Have
you ever experienced performance regressions because of some drastic changes in
the execution plan? If so, then we have brought to you a smart solution known
as SQL Plan Management (SPM). SQL plan management Oracle is a deterrent
mechanism that allows the optimizer to automatically handle execution plans
while assuring that the database utilizes only verified and known plans.
The
execution plan mainly changes because of several system changes. For instance,
you might have changed a few optimizer-related parameters or updated stats for
some objects manually or automatically. The more substantial change is the
database upgrade. These changes can lead to the generation of new execution
plans for many of your SQL statements. While some new plans are improvements,
some of them are worse that leads to performance regression.
SQL Plan Management (SPM)
SPM
enables database users to manage stable yet optimal performance for a set of
SQL statements. Further, it incorporates the positive features of plan stability
and adaptability, while simultaneously dodging their shortcomings. SPM has two
key objectives:
●Offering
performance improvement by gracefully accepting database changes, and
●Preventing
performance regressions in the face of any changes in the database system.
A
managed SQL statement has an enabled SPM system. SQL
plan management Oracle can be controlled manually either partially or
wholly or be configured to work automatically. SPM prevents performance
regressions by allowing the detection of plan changes for managed SQL
statements. For this purpose, SPM manages, on disk, a plan history that
comprises distinct execution plans generated for every maintained SQL
statement.

The
SPM aware optimizer doesn’t pick a brand new best-cost plan. Instead, it picks
from a set of accepted plans called an SQL plan baseline that represents a
subset of the plan history. These accepted plans have been either designated to
hold good performance or verified to not cause a performance regression. A
brand new plan is combined with the plan history as a non-accepted plan. Later,
an SPM utility determines its performance and holds it as an accepted plan if
it improves the performance or as a non-accepted plan if it reduces the
performance.
The
plan performance verification method ascertains both plan adaptability and
stability. A SQL plan baseline can be created in several ways-
1. Using
a SQL Tuning Set (STS);
2. From
the cursor cache;
3. Using
a staging table; and
4. Automatically.
SQL plan baselines from STS
If
you are upgrading your Oracle Server, you might have an existing STS containing
some or all your SQL statements. This STS might include a plan that works
satisfactorily.
SQL Plan Baselines from the Cursor Cache
For
any cursor that is present in the cache, SQL plan baselines can be
automatically created. This lets you create SQL plan baselines for all every
statement whose text is similar to the specified string. Various overloaded
variations of such function enable you to filter on other cursor features.

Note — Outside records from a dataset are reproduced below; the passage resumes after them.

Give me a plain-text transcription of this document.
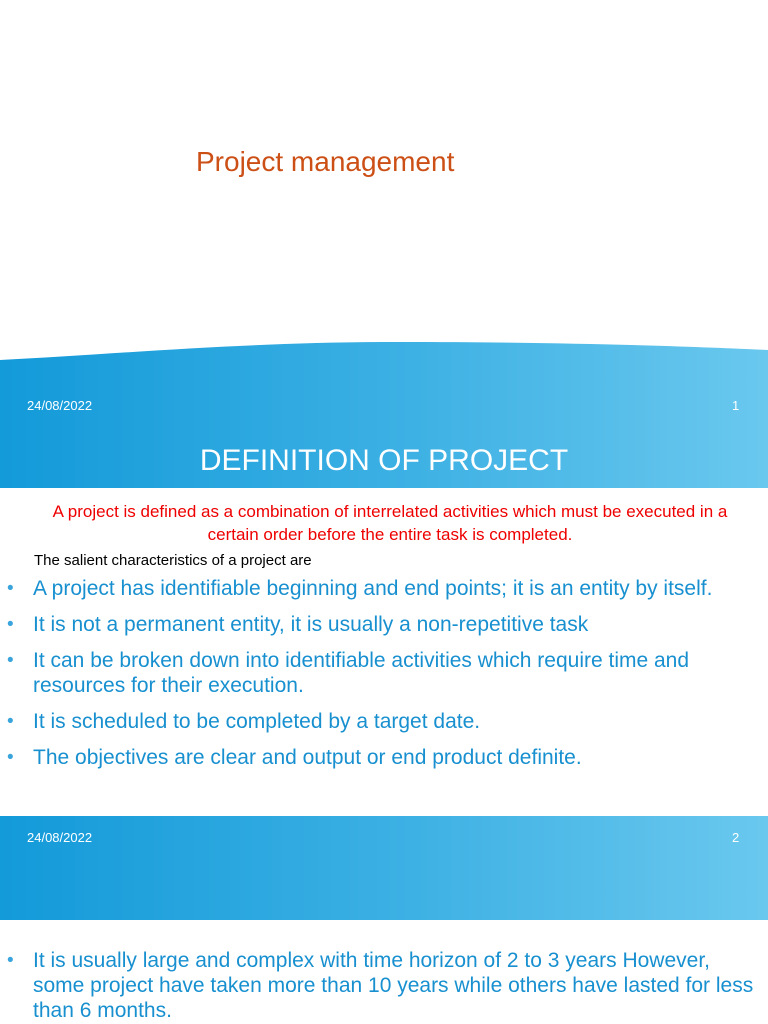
Project management
24/08/2022	1
DEFINITION OF PROJECT

A project is defined as a combination of interrelated activities which must be executed in a certain order before the entire task is completed.

The salient characteristics of a project are

• A project has identifiable beginning and end points; it is an entity by itself.
• It is not a permanent entity, it is usually a non-repetitive task
• It can be broken down into identifiable activities which require time and resources for their execution.
• It is scheduled to be completed by a target date.
• The objectives are clear and output or end product definite.
24/08/2022	2
• It is usually large and complex with time horizon of 2 to 3 years However, some project have taken more than 10 years while others have lasted for less than 6 months.
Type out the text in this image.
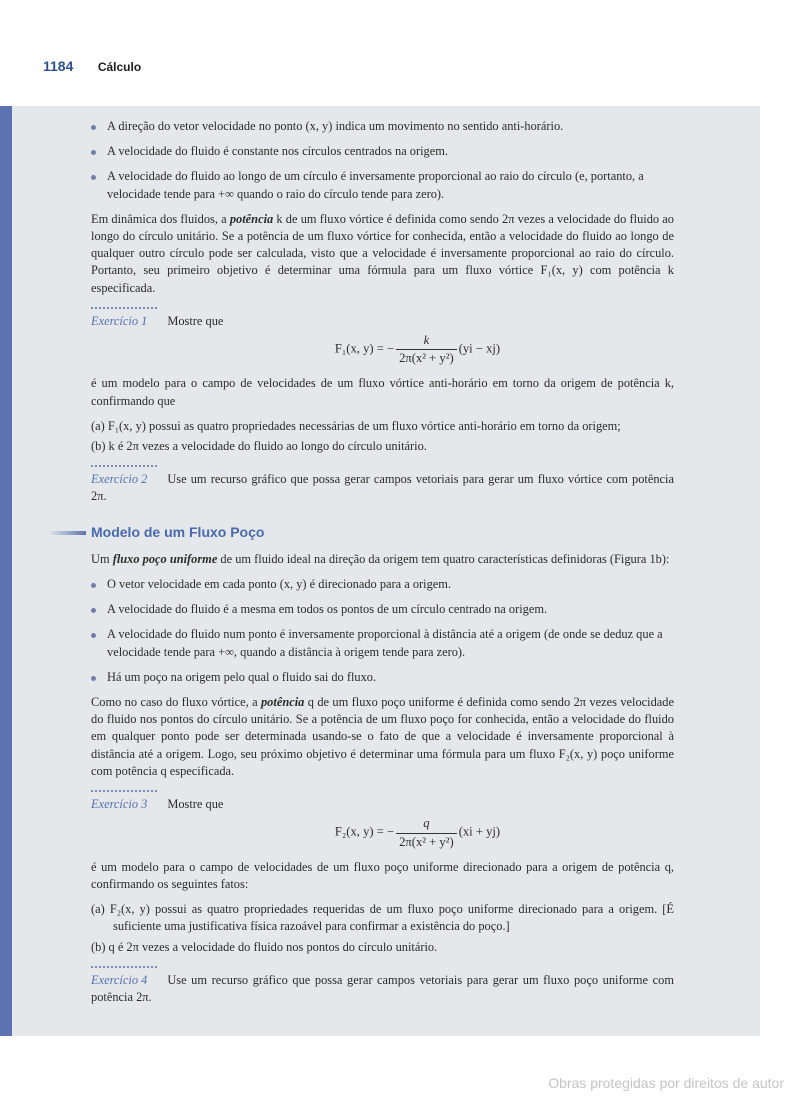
1184 Cálculo
A direção do vetor velocidade no ponto (x, y) indica um movimento no sentido anti-horário.
A velocidade do fluido é constante nos círculos centrados na origem.
A velocidade do fluido ao longo de um círculo é inversamente proporcional ao raio do círculo (e, portanto, a velocidade tende para +∞ quando o raio do círculo tende para zero).

Em dinâmica dos fluidos, a potência k de um fluxo vórtice é definida como sendo 2π vezes a velocidade do fluido ao longo do círculo unitário. Se a potência de um fluxo vórtice for conhecida, então a velocidade do fluido ao longo de qualquer outro círculo pode ser calculada, visto que a velocidade é inversamente proporcional ao raio do círculo. Portanto, seu primeiro objetivo é determinar uma fórmula para um fluxo vórtice F₁(x, y) com potência k especificada.

Exercício 1 Mostre que
F₁(x, y) = − $\frac{k}{\text{2π(x² + y²)}} (yi - xj)$

é um modelo para o campo de velocidades de um fluxo vórtice anti-horário em torno da origem de potência k, confirmando que

(a) F₁(x, y) possui as quatro propriedades necessárias de um fluxo vórtice anti-horário em torno da origem;
(b) k é 2π vezes a velocidade do fluido ao longo do círculo unitário.

Exercício 2 Use um recurso gráfico que possa gerar campos vetoriais para gerar um fluxo vórtice com potência 2π.

Modelo de um Fluxo Poço

Um fluxo poço uniforme de um fluido ideal na direção da origem tem quatro características definidoras (Figura 1b):

O vetor velocidade em cada ponto (x, y) é direcionado para a origem.
A velocidade do fluido é a mesma em todos os pontos de um círculo centrado na origem.
A velocidade do fluido num ponto é inversamente proporcional à distância até a origem (de onde se deduz que a velocidade tende para +∞, quando a distância à origem tende para zero).
Há um poço na origem pelo qual o fluido sai do fluxo.

Como no caso do fluxo vórtice, a potência q de um fluxo poço uniforme é definida como sendo 2π vezes velocidade do fluido nos pontos do círculo unitário. Se a potência de um fluxo poço for conhecida, então a velocidade do fluido em qualquer ponto pode ser determinada usando-se o fato de que a velocidade é inversamente proporcional à distância até a origem. Logo, seu próximo objetivo é determinar uma fórmula para um fluxo F₂(x, y) poço uniforme com potência q especificada.

Exercício 3 Mostre que
F₂(x, y) = − $\frac{q}{\text{2π(x² + y²)}} (xi + yj)$

é um modelo para o campo de velocidades de um fluxo poço uniforme direcionado para a origem de potência q, confirmando os seguintes fatos:

(a) F₂(x, y) possui as quatro propriedades requeridas de um fluxo poço uniforme direcionado para a origem. [É suficiente uma justificativa física razoável para confirmar a existência do poço.]
(b) q é 2π vezes a velocidade do fluido nos pontos do círculo unitário.

Exercício 4 Use um recurso gráfico que possa gerar campos vetoriais para gerar um fluxo poço uniforme com potência 2π.

Obras protegidas por direitos de autor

SQL plan baselines using a staging table
If
you have SQL plan baselines, you can export them to another system. Firstly,
create a staging table and pack the SQL plan baselines you need to export. This
will pack all SQL plan baselines for statements that match the certain filter.
MY_STGTAB, the staging table is a regular table that you must export to the
production system with the use of Datapump Export.
On
the production system, for creating the SQL plan baselines, you can now unpack
the staging table. You must note that the filter for unpacking the staging
table isn’t mandatory, it’s optional. Plus, it may be distinct from the one
utilized during packing which implies that various SQL plan baselines can be
packed into a staging table and selectively unpack only a subset of them on the
target system.
Creating SQL plan baselines automatically

By
now, we expect that you have understood how SQL plan management oracle can be
used to create SQL plan baseline. Also, SPM is one of the best oracle SQL
query optimization techniques that avoid performance regression.